İkinci olarak otokontrol, spontenlik ve yaratıcılık ilişkisi bağlamında düşüncelerini paylaşan Tamer Levent, otokontrol ve rol oynama sayesinde demokrasinin gelişebileceğine vurgu yaptı. Ancak bu noktada rol oynama kavramı üzerine tartışmalar yapıldı. Bu tartışmalar aynı zamanda çeşitli durum doğaçlamaları üzerinden pratik olarak yapıldı. Örneğin   kız kardeş ve erkek kardeş arasında kalemtraş yüzünden çıkan bir tartışmanın, anne ve babayı da etkileyerek aile durum çatışmasına dönüşmesi işlendi. Ayrıca aynı rolün farklı üsluplarda oynanmasının, durumu nasıl etkilediği üzerine denemeler yapıldı. Bir diş hekimi ve hastası arasındaki durum çatışması, rol oynama ve oyunculuk çalışmasında dikkat edilmesi gerekenler vurgulanarak yapıldı. İnsanın tiyatroda rol oynaması için gözlem ve bilgi sahibi olması gerektiği vurgulandı.

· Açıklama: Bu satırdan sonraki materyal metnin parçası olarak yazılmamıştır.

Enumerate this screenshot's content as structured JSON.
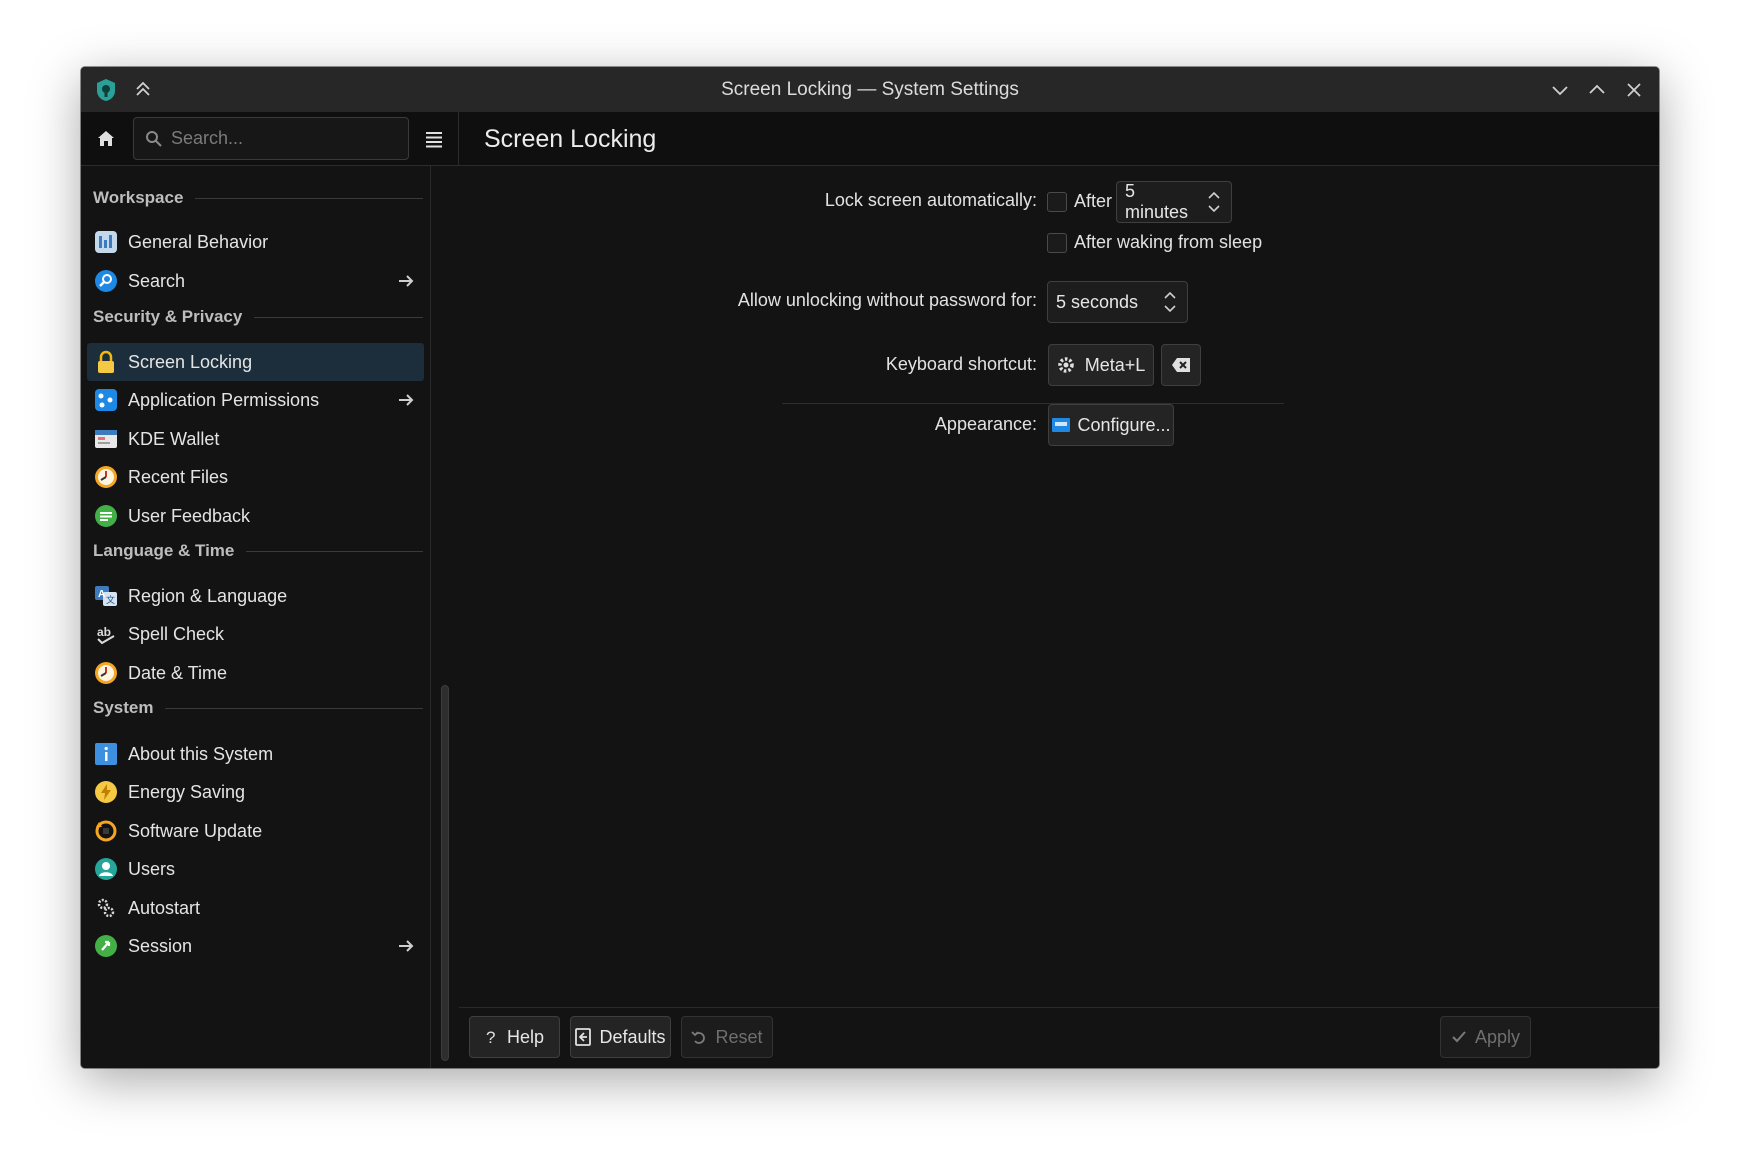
{
  "window": {
    "title": "Screen Locking — System Settings"
  },
  "toolbar": {
    "search_placeholder": "Search...",
    "page_title": "Screen Locking"
  },
  "sidebar": {
    "sections": [
      {
        "title": "Workspace"
      },
      {
        "title": "Security & Privacy"
      },
      {
        "title": "Language & Time"
      },
      {
        "title": "System"
      }
    ],
    "items": [
      {
        "label": "General Behavior",
        "icon": "general-behavior-icon",
        "has_arrow": false
      },
      {
        "label": "Search",
        "icon": "search-icon",
        "has_arrow": true
      },
      {
        "label": "Screen Locking",
        "icon": "lock-icon",
        "has_arrow": false,
        "active": true
      },
      {
        "label": "Application Permissions",
        "icon": "app-permissions-icon",
        "has_arrow": true
      },
      {
        "label": "KDE Wallet",
        "icon": "wallet-icon",
        "has_arrow": false
      },
      {
        "label": "Recent Files",
        "icon": "clock-icon",
        "has_arrow": false
      },
      {
        "label": "User Feedback",
        "icon": "feedback-icon",
        "has_arrow": false
      },
      {
        "label": "Region & Language",
        "icon": "language-icon",
        "has_arrow": false
      },
      {
        "label": "Spell Check",
        "icon": "spellcheck-icon",
        "has_arrow": false
      },
      {
        "label": "Date & Time",
        "icon": "clock-icon",
        "has_arrow": false
      },
      {
        "label": "About this System",
        "icon": "info-icon",
        "has_arrow": false
      },
      {
        "label": "Energy Saving",
        "icon": "energy-icon",
        "has_arrow": false
      },
      {
        "label": "Software Update",
        "icon": "update-icon",
        "has_arrow": false
      },
      {
        "label": "Users",
        "icon": "user-icon",
        "has_arrow": false
      },
      {
        "label": "Autostart",
        "icon": "gears-icon",
        "has_arrow": false
      },
      {
        "label": "Session",
        "icon": "session-icon",
        "has_arrow": true
      }
    ]
  },
  "form": {
    "lock_auto_label": "Lock screen automatically:",
    "after_label": "After",
    "after_checked": false,
    "after_value": "5 minutes",
    "after_waking_label": "After waking from sleep",
    "after_waking_checked": false,
    "unlock_label": "Allow unlocking without password for:",
    "unlock_value": "5 seconds",
    "shortcut_label": "Keyboard shortcut:",
    "shortcut_value": "Meta+L",
    "appearance_label": "Appearance:",
    "configure_label": "Configure..."
  },
  "footer": {
    "help": "Help",
    "defaults": "Defaults",
    "reset": "Reset",
    "apply": "Apply"
  },
  "colors": {
    "accent": "#3daee9",
    "active_row": "#1c2e3c",
    "background": "#131313"
  }
}
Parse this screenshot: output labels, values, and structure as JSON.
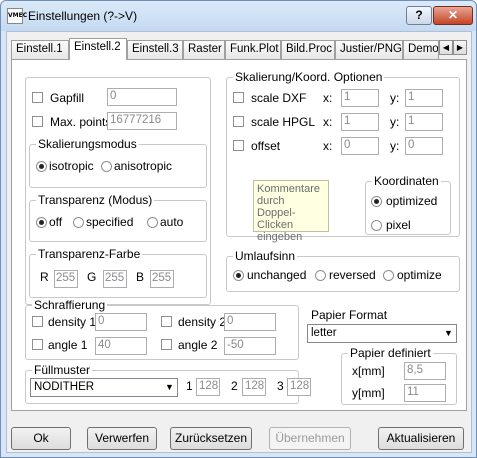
{
  "window": {
    "title": "Einstellungen (?->V)",
    "app_icon_text": "VMEC",
    "help_label": "?",
    "close_label": "✕"
  },
  "tabs": [
    "Einstell.1",
    "Einstell.2",
    "Einstell.3",
    "Raster",
    "Funk.Plot",
    "Bild.Proc",
    "Justier/PNG",
    "Demo"
  ],
  "tab_scroll": {
    "left": "◀",
    "right": "▶"
  },
  "gapfill": {
    "label": "Gapfill",
    "value": "0"
  },
  "max_points": {
    "label": "Max. points",
    "value": "16777216"
  },
  "skalierungsmodus": {
    "title": "Skalierungsmodus",
    "isotropic": "isotropic",
    "anisotropic": "anisotropic"
  },
  "transparenz_modus": {
    "title": "Transparenz (Modus)",
    "off": "off",
    "specified": "specified",
    "auto": "auto"
  },
  "transparenz_farbe": {
    "title": "Transparenz-Farbe",
    "r_label": "R",
    "r": "255",
    "g_label": "G",
    "g": "255",
    "b_label": "B",
    "b": "255"
  },
  "skalierung": {
    "title": "Skalierung/Koord. Optionen",
    "x_label": "x:",
    "y_label": "y:",
    "rows": [
      {
        "label": "scale DXF",
        "x": "1",
        "y": "1"
      },
      {
        "label": "scale HPGL",
        "x": "1",
        "y": "1"
      },
      {
        "label": "offset",
        "x": "0",
        "y": "0"
      }
    ],
    "comment": "Kommentare durch Doppel-Clicken eingeben"
  },
  "koordinaten": {
    "title": "Koordinaten",
    "optimized": "optimized",
    "pixel": "pixel"
  },
  "umlaufsinn": {
    "title": "Umlaufsinn",
    "unchanged": "unchanged",
    "reversed": "reversed",
    "optimize": "optimize"
  },
  "schraffierung": {
    "title": "Schraffierung",
    "density1": {
      "label": "density 1",
      "value": "0"
    },
    "density2": {
      "label": "density 2",
      "value": "0"
    },
    "angle1": {
      "label": "angle 1",
      "value": "40"
    },
    "angle2": {
      "label": "angle 2",
      "value": "-50"
    }
  },
  "papier_format": {
    "label": "Papier Format",
    "value": "letter"
  },
  "fuellmuster": {
    "title": "Füllmuster",
    "value": "NODITHER",
    "n1": "1",
    "v1": "128",
    "n2": "2",
    "v2": "128",
    "n3": "3",
    "v3": "128"
  },
  "papier_definiert": {
    "title": "Papier definiert",
    "x_label": "x[mm]",
    "x": "8,5",
    "y_label": "y[mm]",
    "y": "11"
  },
  "buttons": {
    "ok": "Ok",
    "verwerfen": "Verwerfen",
    "zuruecksetzen": "Zurücksetzen",
    "uebernehmen": "Übernehmen",
    "aktualisieren": "Aktualisieren"
  }
}
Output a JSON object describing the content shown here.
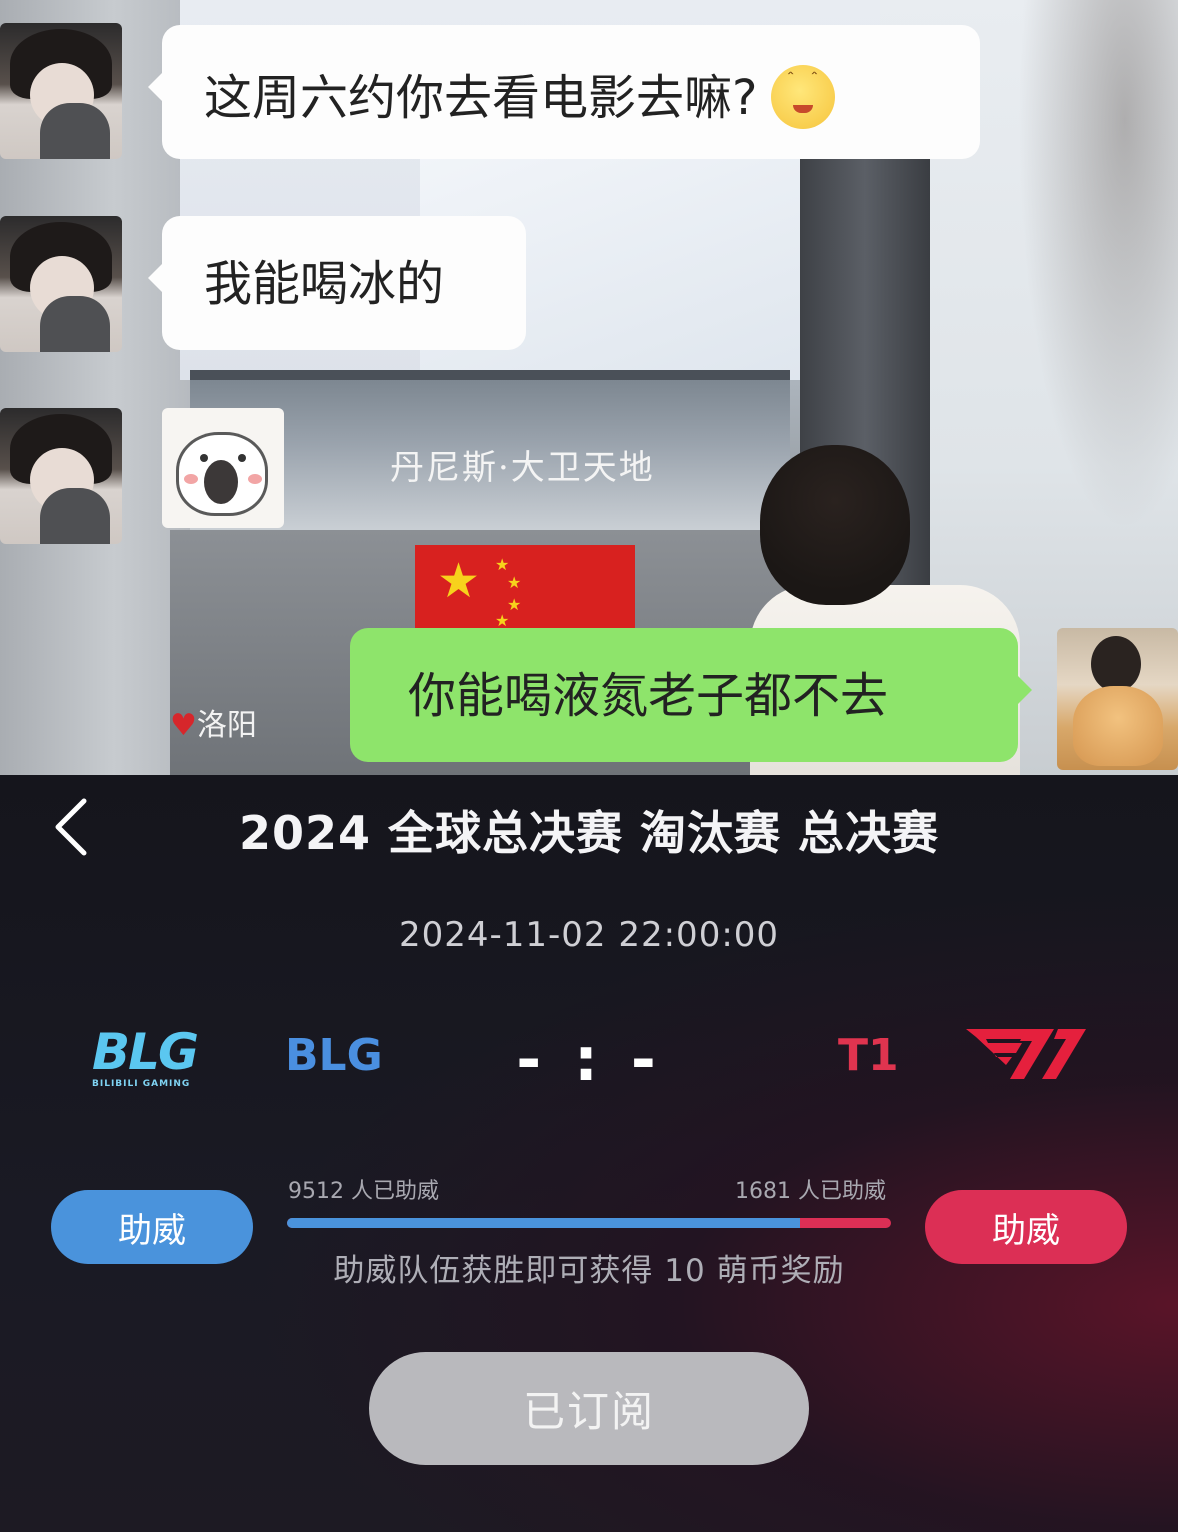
{
  "chat": {
    "messages": [
      {
        "side": "left",
        "sender": "friend",
        "text": "这周六约你去看电影去嘛?",
        "emoji": "smiling-face-emoji"
      },
      {
        "side": "left",
        "sender": "friend",
        "text": "我能喝冰的"
      },
      {
        "side": "left",
        "sender": "friend",
        "type": "sticker",
        "sticker": "shocked-bear-sticker"
      },
      {
        "side": "right",
        "sender": "me",
        "text": "你能喝液氮老子都不去"
      }
    ],
    "background": {
      "sign_text": "丹尼斯·大卫天地",
      "ad_text": "洛阳"
    }
  },
  "match": {
    "title": "2024 全球总决赛 淘汰赛 总决赛",
    "datetime": "2024-11-02 22:00:00",
    "left_team": {
      "name": "BLG",
      "logo_text": "BLG",
      "logo_subtext": "BILIBILI GAMING",
      "color": "#4a8fe0"
    },
    "right_team": {
      "name": "T1",
      "logo_text": "T1",
      "color": "#e0344f"
    },
    "score": "- : -",
    "cheer": {
      "button_label_left": "助威",
      "button_label_right": "助威",
      "left_count_text": "9512 人已助威",
      "right_count_text": "1681 人已助威",
      "left_share": 0.85,
      "reward_text": "助威队伍获胜即可获得 10 萌币奖励"
    },
    "subscribe_label": "已订阅"
  },
  "colors": {
    "blg_blue": "#4a93dc",
    "t1_red": "#dc2f55",
    "chat_green": "#8ee46b"
  }
}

Dramanın bir sanat değil, bir çalışma yöntemi olduğunu belirten Tamer Levent, sanatın bir eylemin özenle yapılmasının felsefesi olduğunu belirtti. Bu anlamda sanat yapmak için özen gerektiğini ve dramanın başlı başına bir sanat olmadığını vurguladı.

Tamer Levent, 1985’li yıllarda Almanya’da Türkiye’ye drama tekniklerini öğretmek için gelen H. Nickel’in dramanın disiplinlerarası yönüne vurgu yaptığını söyledi. Drama çalışmalarını animatörlükten çıkaran şeyin farkındalık oluşturma ve disiplinlerarası bakış açısı olduğunu belirtti. Toplumdaki kaderciliğin ve vurdumduymazlığın aşılmasında, drama yönteminin etkili olabileceğini düşündüğünü belirtti. Örneğin drama dersi alan kişilerin, daha kolay adaptasyon yaşadığını, dramanın kişinin yaşamına olumlu etki yarattığını belirtti. Narkotik şubesinde çalışan polislerle yaptığı bir drama deneyimini aktardı. Tamer Levent, polislerle yapılan drama çalışmalarının da kişinin otokontrol sürecine destek verdiği için yararlı olabileceğini söyledi. Özelikle toplumsal eylemler sırasında öfke kontrolü sağlanmasında drama deneyiminin faydalı olabileceğini belirtti.

Bu bölümde, “drama yöntemini kullanan eğitimcilerin etik tavrı” ve “ırkçı-ayrımcı söylemlerin oluşmaması için liderlerin dikkat etmesi gereken durumlar üzerinde tartışma yapıldı. Tartışma esnasında farklı görüşler dile getirildi.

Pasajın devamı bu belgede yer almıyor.